Development of meat processing machines was an important stimulus for an accelerated growth of sausage production in this period. As a result, the need for casings increased which encouraged both further improvement of processing and preserving methods of casings and paved the way for the invention of new alternative types of casings from natural and man-made materials (Savic and Savic, 2002).

This change from a traditional style of sausage production to a uniform industrial approach did not make natural casings obsolete. Dr. Gisela Panzer wrote in 1977 that sausages stuffed in natural casings are, due to their non-uniform appearance, clearly distinguishable from mass-produced products and are therefore acceptable as a higher quality product. Prof. Sakata (1998) stated that natural casings achieve marked consumer preferences over artificial casings due to their better bite resistance (The -“knack”- in knackwurst).

A quick search on the internet shows that sausages have not lost their appeal to the modern consumer. A country well-known for its sausage tradition is Germany, where the average consumer buys some 30 kilos of sausage per year – representing half of his annual meat consumption. This high consumption is associated with a range of more than 1500 different kinds of sausage, produced mostly locally and with regional variations regarding composition, smoking, and spicing techniques (Wijnker, 2006).
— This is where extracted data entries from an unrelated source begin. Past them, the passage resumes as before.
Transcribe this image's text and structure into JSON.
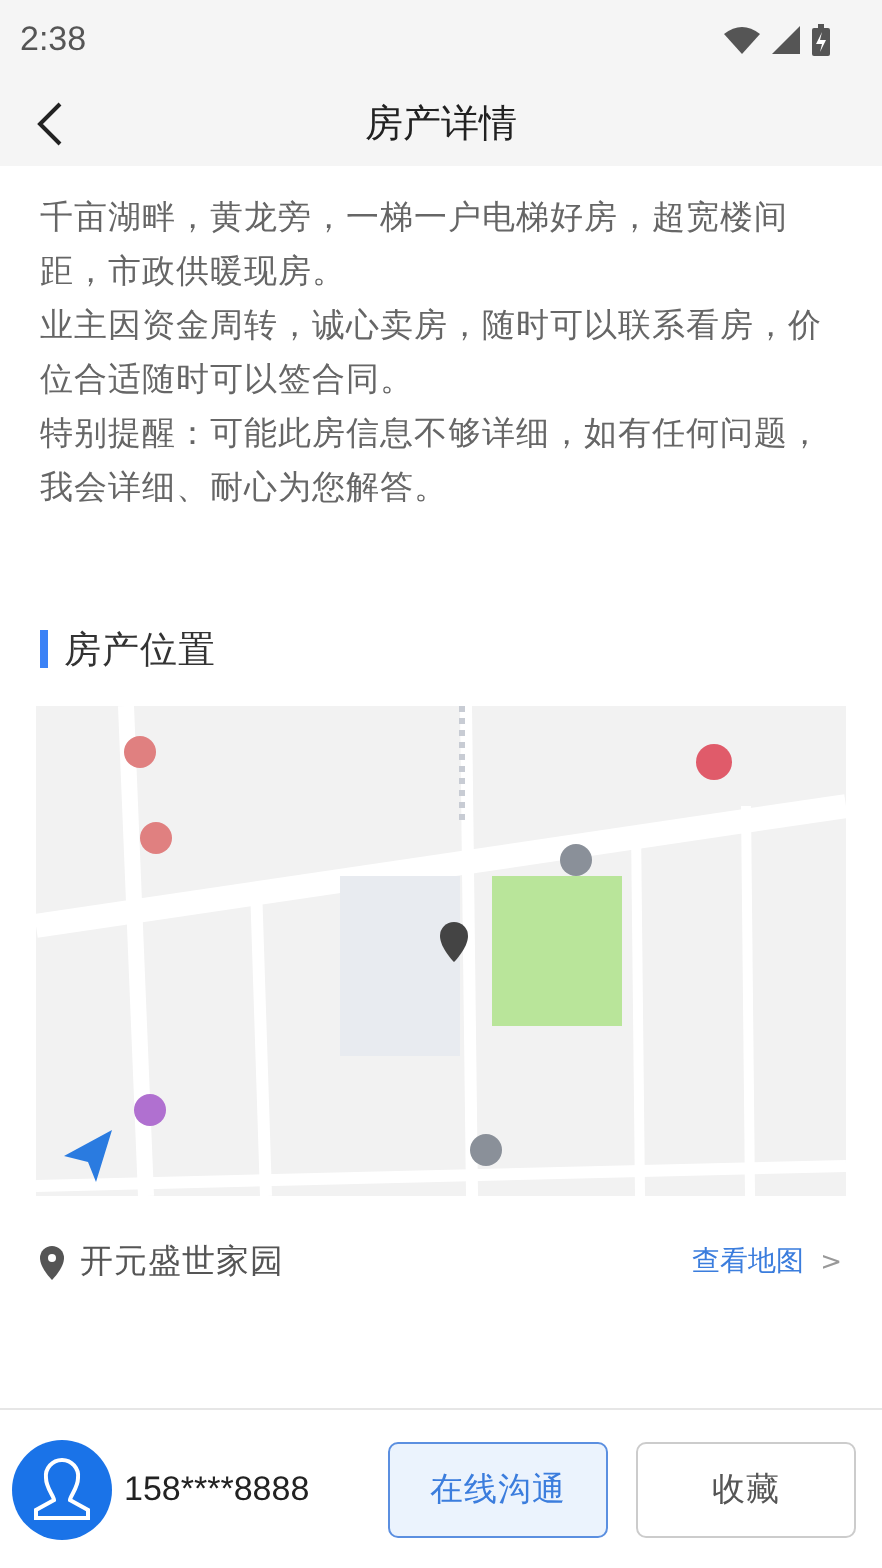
{
  "status_bar": {
    "time": "2:38"
  },
  "header": {
    "title": "房产详情"
  },
  "description": [
    "千亩湖畔，黄龙旁，一梯一户电梯好房，超宽楼间距，市政供暖现房。",
    "业主因资金周转，诚心卖房，随时可以联系看房，价位合适随时可以签合同。",
    "特别提醒：可能此房信息不够详细，如有任何问题，我会详细、耐心为您解答。"
  ],
  "location_section": {
    "title": "房产位置",
    "address": "开元盛世家园",
    "map_link": "查看地图",
    "link_arrow": ">"
  },
  "bottom_bar": {
    "phone": "158****8888",
    "buttons": [
      {
        "label": "在线沟通",
        "kind": "primary"
      },
      {
        "label": "收藏",
        "kind": "outline"
      }
    ]
  }
}
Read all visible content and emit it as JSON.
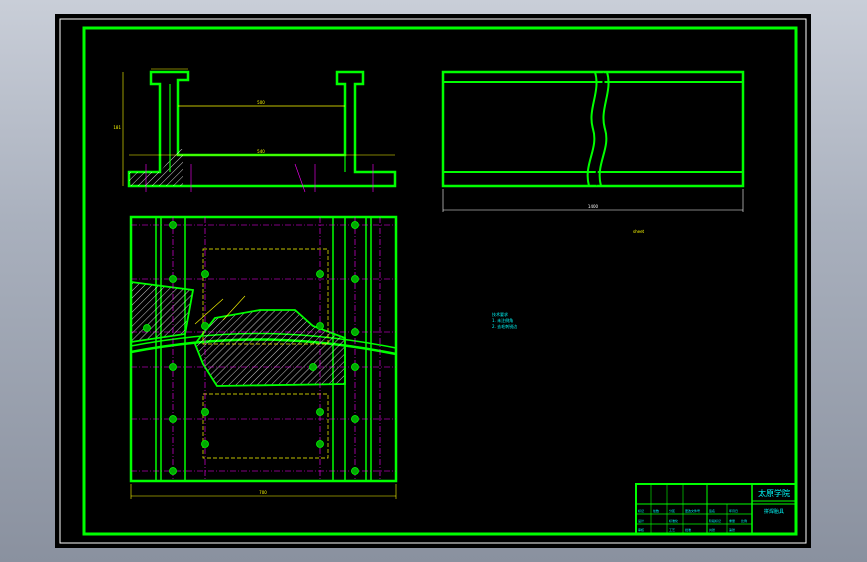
{
  "colors": {
    "background": "#000000",
    "frame": "#ffffff",
    "outline": "#00ff00",
    "dimension": "#ffff00",
    "centerline": "#ff00ff",
    "hatch": "#ffffff",
    "hole": "#00aa00",
    "annotation": "#00ffff"
  },
  "title_block": {
    "school": "太原学院",
    "drawing_name": "拼焊胎具",
    "cells": [
      "标记",
      "处数",
      "分区",
      "更改文件号",
      "签名",
      "年月日",
      "设计",
      "标准化",
      "阶段标记",
      "重量",
      "比例",
      "审核",
      "工艺",
      "批准",
      "共张",
      "第张"
    ]
  },
  "notes": {
    "note_right": "sheet",
    "tech_lines": [
      "技术要求",
      "1. 未注倒角",
      "2. 去毛刺锐边"
    ]
  },
  "dimensions": {
    "front_top": "500",
    "front_mid": "540",
    "front_height": "181",
    "plan_width": "700",
    "side_bottom": "1400"
  }
}
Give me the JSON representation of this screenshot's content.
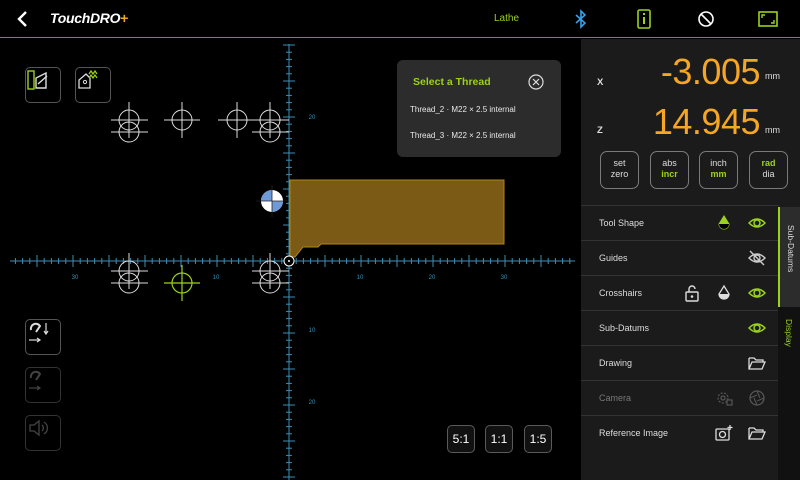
{
  "app": {
    "logo_text": "TouchDRO",
    "logo_plus": "+",
    "mode": "Lathe"
  },
  "colors": {
    "accent": "#9bd21e",
    "readout": "#f5a623",
    "grid": "#3a8fb7",
    "stock": "#7a5a14"
  },
  "thread_popup": {
    "title": "Select a Thread",
    "options": [
      "Thread_2 · M22 × 2.5 internal",
      "Thread_3 · M22 × 2.5 internal"
    ]
  },
  "axes": {
    "x_ticks": [
      "30",
      "10",
      "10",
      "20",
      "30"
    ],
    "z_ticks": [
      "20",
      "10",
      "10",
      "20"
    ]
  },
  "zoom": [
    "5:1",
    "1:1",
    "1:5"
  ],
  "readout": {
    "x_label": "X",
    "x_value": "-3.005",
    "x_unit": "mm",
    "z_label": "Z",
    "z_value": "14.945",
    "z_unit": "mm"
  },
  "controls": {
    "set_zero": [
      "set",
      "zero"
    ],
    "abs_incr": [
      "abs",
      "incr"
    ],
    "inch_mm": [
      "inch",
      "mm"
    ],
    "rad_dia": [
      "rad",
      "dia"
    ]
  },
  "display_rows": [
    {
      "label": "Tool Shape"
    },
    {
      "label": "Guides"
    },
    {
      "label": "Crosshairs"
    },
    {
      "label": "Sub-Datums"
    },
    {
      "label": "Drawing"
    },
    {
      "label": "Camera"
    },
    {
      "label": "Reference Image"
    }
  ],
  "side_tabs": [
    "Sub-Datums",
    "Display"
  ],
  "icons": {
    "back": "back-arrow-icon",
    "bluetooth": "bluetooth-icon",
    "info": "info-icon",
    "no-pointer": "pointer-off-icon",
    "fullscreen": "fullscreen-icon"
  }
}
Despite the appreciation of sausages as meat products, the attention of the scientific community to this product remained limited. Apart from a handful of studies, most investigations focussed on meat (products) addressing hygienic issues and the control of contagious animal diseases. However, since the 1970s natural casings have been studied more closely and these investigations are presented in more detail in the next chapters.